Russians are flocking to leave the London stock exchange as commodities companies take a hammering.

Eurasia Drilling Company, Russia's largest driller, confirmed this morning its managers would buy out the company and de-list it from the London Stock Exchange, for an increased price of $11.75 a share. If the deal goes ahead, and is approved by two-thirds of shareholders, the company is set to leave the London market around 18 November.

The company's shares have lost 52.63 per cent over the last year and stood at $10.02 in early trading.

This follows an announcement from potash extractor Uralkali PJSC, saying it may delist after buying back a large portion of its shares at the end of August.

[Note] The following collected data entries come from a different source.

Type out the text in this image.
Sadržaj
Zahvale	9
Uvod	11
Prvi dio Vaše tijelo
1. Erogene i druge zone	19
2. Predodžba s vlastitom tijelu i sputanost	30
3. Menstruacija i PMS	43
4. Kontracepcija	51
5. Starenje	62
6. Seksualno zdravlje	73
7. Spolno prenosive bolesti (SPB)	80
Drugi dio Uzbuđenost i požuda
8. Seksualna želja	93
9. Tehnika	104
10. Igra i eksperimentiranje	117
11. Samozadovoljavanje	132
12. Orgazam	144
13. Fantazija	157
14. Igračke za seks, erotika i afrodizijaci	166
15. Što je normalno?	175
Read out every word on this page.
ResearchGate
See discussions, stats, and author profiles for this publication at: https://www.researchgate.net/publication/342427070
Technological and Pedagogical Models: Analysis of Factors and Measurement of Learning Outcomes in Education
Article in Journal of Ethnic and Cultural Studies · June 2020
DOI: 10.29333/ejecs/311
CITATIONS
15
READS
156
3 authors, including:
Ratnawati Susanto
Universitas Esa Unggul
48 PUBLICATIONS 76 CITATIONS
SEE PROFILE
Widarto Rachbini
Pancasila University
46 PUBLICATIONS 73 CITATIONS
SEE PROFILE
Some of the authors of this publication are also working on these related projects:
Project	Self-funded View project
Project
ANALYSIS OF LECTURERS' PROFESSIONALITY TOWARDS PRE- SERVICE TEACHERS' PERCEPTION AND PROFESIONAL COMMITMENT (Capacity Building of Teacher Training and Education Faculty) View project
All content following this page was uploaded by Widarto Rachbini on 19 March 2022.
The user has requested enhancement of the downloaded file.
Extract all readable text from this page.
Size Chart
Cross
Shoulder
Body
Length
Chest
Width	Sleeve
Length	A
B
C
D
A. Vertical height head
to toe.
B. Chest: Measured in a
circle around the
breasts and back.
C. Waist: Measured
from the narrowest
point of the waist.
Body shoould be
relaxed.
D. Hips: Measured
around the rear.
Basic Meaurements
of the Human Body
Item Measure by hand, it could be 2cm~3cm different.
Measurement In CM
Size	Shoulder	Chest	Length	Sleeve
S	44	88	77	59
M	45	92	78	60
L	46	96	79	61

And Abusaid Kerimov, son of billionaire Suleiman Kerimov, is leading the bid to buy back the 60 per cent of shares in Russia's largest gold miner Polyus Gold not currently owned by the family.

Kirill Chuyko, head of equity research at BCS Financial Group in Moscow told Bloomberg that many more companies could follow suit.

“Each company has a specific reason, but the common one is that investors’ appetite for commodities-related stocks, especially from the emerging markets, is exhausted,” Chuyko said.

Western sanctions, which limit Russian access to capital, have also played a part in making London less attractive for Russian investment.

Bloomberg estimated that total equity sales by Russian companies are around 30-times lower than when commodity prices peaked before their recessions.

Russia's economy relies on oil and gas markets and it has been one of the emerging economies to be badly hit by the global rout.

The country's economy shrank 4.6 per cent in the second quarter of 2015, compared to a year before, forcing it to cut interest rates while the rouble appreciates against the dollar.